How should I prepare as an attorney for a mediation?


Prepare a position statement that outlines the strengths and weaknesses of the case and gather all pertinent documentation, both good and bad. Also, give your case an honest settlement evaluation. What is your case worth if all goes well? What is it worth if nothing goes right? What are the chances of each?




What types of materials and information should I send to the mediator prior to the mediation?


Don’t send the mediator everything in your file. Pertinent pleadings, briefs, court rulings, evidence, and summaries that illustrate to the most important points are what the mediator needs.




Can a mediation agreement be changed?


Generally, an agreement reached at mediation can only be changed by agreement of the parties.




What types of cases can mediation be successful in?


Virtually every civil case (including domestic and family matters) and even some criminal cases can benefit from mediation, which is simply a negotiation assisted by a third-party professional neutral.




Why is mediation better than litigation?


There are many advantages to mediation over litigation. If a settlement is reached at mediation, then both sides will have a say in the resolution of their dispute rather than putting that decision in the hands of a third party (a judge) or third parties (jurors). Mediation can also be more efficient, quicker, cost less, and offer resolutions that a court cannot.




Are mediation proceedings confidential?


Mediation should always be confidential. For court cases, it is generally required. And, everyone involved should appreciate and respect the value of the confidentiality.




What is the difference in mediation and arbitration?


Arbitration involves a decision on the merits of the case by a third-party or panel of third parties outside of a court process. Mediation is simply a negotiation between the parties ,which is assisted by a third-party neutral.




How should I prepare my client for arbitration?


Preparing a client for an arbitration is virtually the same as preparing them for trial.
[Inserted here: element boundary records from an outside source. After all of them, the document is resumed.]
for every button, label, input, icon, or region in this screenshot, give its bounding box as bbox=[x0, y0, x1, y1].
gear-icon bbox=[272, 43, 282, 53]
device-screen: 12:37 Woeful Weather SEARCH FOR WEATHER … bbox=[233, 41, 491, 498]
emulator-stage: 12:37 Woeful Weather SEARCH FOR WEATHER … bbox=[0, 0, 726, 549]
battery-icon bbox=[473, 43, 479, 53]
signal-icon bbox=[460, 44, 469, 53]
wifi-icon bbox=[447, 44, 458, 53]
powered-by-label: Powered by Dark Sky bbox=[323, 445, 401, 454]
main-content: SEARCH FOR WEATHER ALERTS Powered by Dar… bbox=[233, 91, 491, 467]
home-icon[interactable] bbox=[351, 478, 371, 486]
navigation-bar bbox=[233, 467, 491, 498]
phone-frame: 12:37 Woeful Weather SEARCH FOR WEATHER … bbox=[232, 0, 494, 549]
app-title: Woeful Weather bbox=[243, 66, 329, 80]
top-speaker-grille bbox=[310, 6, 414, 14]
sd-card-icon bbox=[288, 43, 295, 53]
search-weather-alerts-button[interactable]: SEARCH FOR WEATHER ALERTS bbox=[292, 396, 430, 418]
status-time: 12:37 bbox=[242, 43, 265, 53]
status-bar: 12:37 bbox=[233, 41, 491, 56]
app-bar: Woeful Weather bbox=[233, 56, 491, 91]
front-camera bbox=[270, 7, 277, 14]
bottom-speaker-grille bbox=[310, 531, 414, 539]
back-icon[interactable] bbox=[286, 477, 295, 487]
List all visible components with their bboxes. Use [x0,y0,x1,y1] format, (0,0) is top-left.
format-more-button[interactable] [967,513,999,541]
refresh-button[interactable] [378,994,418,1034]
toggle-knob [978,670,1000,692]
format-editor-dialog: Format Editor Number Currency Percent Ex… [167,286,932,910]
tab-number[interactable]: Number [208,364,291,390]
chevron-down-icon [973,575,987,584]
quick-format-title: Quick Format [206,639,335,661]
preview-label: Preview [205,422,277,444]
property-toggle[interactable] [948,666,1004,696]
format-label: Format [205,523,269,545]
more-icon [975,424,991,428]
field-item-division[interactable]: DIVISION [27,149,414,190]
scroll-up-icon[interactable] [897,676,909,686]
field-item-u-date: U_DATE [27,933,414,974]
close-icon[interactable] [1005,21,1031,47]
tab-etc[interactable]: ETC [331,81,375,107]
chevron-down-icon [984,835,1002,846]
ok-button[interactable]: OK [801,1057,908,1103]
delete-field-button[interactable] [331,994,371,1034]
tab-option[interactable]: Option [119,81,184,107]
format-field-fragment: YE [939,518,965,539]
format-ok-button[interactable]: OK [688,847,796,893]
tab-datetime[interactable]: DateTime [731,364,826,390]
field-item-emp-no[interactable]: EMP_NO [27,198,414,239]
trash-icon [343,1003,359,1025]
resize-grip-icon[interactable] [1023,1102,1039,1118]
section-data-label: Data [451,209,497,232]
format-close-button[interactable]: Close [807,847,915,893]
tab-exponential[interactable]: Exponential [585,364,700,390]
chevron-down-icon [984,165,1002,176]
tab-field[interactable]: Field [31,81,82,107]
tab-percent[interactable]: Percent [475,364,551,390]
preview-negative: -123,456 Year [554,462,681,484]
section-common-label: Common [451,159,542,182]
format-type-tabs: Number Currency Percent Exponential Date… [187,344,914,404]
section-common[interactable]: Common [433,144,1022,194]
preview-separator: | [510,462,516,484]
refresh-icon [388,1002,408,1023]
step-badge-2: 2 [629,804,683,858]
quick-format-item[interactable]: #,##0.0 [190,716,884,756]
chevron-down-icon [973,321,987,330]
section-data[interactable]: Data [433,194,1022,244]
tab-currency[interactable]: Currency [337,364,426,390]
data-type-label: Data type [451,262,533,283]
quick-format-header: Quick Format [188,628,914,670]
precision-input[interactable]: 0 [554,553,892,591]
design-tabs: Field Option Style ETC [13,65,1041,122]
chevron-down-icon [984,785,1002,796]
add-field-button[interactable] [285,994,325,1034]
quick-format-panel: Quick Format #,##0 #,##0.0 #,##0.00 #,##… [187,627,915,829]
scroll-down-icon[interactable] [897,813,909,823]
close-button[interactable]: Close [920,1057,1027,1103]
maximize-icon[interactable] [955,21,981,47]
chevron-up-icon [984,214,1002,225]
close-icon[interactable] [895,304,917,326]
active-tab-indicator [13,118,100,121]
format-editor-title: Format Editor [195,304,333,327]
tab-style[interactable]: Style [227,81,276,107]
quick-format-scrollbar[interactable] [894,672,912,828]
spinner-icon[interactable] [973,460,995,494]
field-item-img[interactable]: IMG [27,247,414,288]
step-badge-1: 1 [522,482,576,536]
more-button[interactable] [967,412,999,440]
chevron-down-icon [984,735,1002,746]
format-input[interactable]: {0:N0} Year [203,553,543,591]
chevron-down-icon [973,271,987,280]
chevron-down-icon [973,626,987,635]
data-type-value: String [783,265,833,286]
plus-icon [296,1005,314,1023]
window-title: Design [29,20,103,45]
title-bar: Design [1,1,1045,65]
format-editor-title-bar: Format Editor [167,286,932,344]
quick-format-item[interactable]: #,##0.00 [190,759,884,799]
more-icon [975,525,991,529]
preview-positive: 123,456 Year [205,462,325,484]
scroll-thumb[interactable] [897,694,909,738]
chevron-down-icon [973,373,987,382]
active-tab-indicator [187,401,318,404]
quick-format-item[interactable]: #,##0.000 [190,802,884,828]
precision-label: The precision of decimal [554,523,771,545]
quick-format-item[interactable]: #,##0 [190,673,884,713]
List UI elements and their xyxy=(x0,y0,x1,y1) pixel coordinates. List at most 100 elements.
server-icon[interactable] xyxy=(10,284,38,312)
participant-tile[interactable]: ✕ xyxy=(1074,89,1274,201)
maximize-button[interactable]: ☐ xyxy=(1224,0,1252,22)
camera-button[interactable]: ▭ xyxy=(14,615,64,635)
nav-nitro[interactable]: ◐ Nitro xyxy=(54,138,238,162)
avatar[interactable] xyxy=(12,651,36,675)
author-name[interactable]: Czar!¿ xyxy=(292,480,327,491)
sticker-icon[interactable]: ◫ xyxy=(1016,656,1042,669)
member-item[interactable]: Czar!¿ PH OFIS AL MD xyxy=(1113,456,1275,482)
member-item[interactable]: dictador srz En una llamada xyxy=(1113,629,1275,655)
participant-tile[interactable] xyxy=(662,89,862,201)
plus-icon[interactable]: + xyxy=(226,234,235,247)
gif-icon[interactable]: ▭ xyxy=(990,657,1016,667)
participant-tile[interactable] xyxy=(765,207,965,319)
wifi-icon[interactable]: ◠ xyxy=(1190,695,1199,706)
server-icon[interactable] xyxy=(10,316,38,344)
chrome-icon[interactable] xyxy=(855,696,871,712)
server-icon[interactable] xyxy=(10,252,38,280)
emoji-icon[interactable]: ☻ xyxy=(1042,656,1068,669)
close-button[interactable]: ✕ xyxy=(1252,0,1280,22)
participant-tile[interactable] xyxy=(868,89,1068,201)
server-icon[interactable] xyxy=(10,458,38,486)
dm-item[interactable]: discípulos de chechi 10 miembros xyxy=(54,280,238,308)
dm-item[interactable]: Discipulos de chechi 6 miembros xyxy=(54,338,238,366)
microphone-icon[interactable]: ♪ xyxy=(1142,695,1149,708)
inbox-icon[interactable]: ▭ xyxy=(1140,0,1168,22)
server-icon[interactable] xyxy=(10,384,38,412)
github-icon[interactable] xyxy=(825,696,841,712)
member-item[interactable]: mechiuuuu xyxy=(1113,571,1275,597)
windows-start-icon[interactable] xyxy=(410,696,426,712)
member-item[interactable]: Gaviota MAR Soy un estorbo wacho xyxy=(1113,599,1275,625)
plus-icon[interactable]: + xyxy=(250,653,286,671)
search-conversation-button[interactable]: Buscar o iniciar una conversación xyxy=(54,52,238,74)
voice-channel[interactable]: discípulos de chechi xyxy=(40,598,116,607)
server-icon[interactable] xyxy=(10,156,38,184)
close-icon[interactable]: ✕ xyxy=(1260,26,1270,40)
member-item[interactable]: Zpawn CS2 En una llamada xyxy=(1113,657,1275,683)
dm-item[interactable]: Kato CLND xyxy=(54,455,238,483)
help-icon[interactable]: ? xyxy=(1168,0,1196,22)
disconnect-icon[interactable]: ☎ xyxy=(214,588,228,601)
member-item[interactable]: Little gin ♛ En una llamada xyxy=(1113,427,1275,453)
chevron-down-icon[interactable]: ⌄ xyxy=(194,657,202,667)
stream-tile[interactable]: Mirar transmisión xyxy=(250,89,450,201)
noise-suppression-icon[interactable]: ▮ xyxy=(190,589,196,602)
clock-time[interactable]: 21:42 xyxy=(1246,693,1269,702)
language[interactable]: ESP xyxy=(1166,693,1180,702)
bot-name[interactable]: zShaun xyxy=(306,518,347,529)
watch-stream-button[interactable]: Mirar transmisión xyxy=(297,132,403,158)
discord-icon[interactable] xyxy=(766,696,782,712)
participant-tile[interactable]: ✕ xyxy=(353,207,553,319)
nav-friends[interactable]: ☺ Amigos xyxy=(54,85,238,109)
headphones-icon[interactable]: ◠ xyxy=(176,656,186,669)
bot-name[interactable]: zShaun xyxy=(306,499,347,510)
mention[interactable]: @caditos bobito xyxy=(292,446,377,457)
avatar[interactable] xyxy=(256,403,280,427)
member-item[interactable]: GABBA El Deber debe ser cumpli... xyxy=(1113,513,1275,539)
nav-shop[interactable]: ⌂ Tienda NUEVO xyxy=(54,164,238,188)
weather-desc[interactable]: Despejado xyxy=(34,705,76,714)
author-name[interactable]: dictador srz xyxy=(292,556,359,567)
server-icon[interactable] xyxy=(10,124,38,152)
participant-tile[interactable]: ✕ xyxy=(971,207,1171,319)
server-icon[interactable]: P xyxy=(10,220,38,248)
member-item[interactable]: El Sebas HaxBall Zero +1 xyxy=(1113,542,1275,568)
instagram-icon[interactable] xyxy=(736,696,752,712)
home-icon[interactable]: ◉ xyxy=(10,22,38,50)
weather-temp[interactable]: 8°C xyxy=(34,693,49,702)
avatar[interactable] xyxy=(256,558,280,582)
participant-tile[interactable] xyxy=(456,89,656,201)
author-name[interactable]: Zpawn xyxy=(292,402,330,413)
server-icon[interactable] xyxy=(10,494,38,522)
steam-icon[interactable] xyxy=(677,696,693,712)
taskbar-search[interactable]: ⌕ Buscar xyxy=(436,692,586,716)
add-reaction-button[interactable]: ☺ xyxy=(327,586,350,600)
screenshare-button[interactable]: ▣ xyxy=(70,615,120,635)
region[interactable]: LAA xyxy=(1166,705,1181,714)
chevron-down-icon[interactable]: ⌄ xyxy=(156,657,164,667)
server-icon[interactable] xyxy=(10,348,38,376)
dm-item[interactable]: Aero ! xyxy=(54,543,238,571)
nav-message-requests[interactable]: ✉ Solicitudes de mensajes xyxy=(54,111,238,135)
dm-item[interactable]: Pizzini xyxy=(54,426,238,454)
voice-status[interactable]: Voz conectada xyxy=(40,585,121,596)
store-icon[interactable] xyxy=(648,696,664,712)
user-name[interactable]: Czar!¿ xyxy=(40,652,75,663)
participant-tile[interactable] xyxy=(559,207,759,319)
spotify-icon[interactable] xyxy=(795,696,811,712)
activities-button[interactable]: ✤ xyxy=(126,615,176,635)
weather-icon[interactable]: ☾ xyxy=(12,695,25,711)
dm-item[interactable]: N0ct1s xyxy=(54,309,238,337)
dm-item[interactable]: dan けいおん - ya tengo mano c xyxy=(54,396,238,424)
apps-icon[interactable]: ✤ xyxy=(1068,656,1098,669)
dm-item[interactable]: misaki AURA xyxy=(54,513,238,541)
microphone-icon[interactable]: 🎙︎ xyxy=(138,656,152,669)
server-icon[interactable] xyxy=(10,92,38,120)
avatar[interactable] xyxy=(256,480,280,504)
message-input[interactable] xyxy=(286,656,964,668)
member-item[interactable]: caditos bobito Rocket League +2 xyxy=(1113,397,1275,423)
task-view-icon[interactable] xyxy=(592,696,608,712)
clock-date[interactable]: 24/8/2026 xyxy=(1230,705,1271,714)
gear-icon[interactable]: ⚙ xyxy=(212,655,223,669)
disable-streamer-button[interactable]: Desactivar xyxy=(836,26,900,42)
How should I prepare as an attorney for an arbitration?


An attorney should prepare for an arbitration virtually the same as preparing for trial, but should take into account the knowledge and experience of the arbitrators.




Can an arbitration award be appealed or challenged?


An arbitration ruling can generally only be appealed on very limited grounds.




Who attends arbitration?


In most cases, those attending an arbitration hearing include the parties, their attorneys and witnesses.




Where should an arbitration take place?


The location of an arbitration will depend on a number of factors such as the location of the witnesses, the location of the arbitrator(s), whether the arbitrator will need to visit a site, the number of parties and attorneys involved, and the facilities available and necessary for the presentation of the evidence.




When can arbitration be invoked?


The terms of the arbitration agreement between the parties will generally govern when arbitration should be invoked. There must be an agreement between the parties to arbitrate before arbitration can be invoked.




Why is arbitration better than litigation?


Arbitration is not necessarily better than litigation. Some advantages to arbitration over litigation can include the knowledge and experience of the arbitrators, the cost, the efficiency, and the speed with which a decision can be made.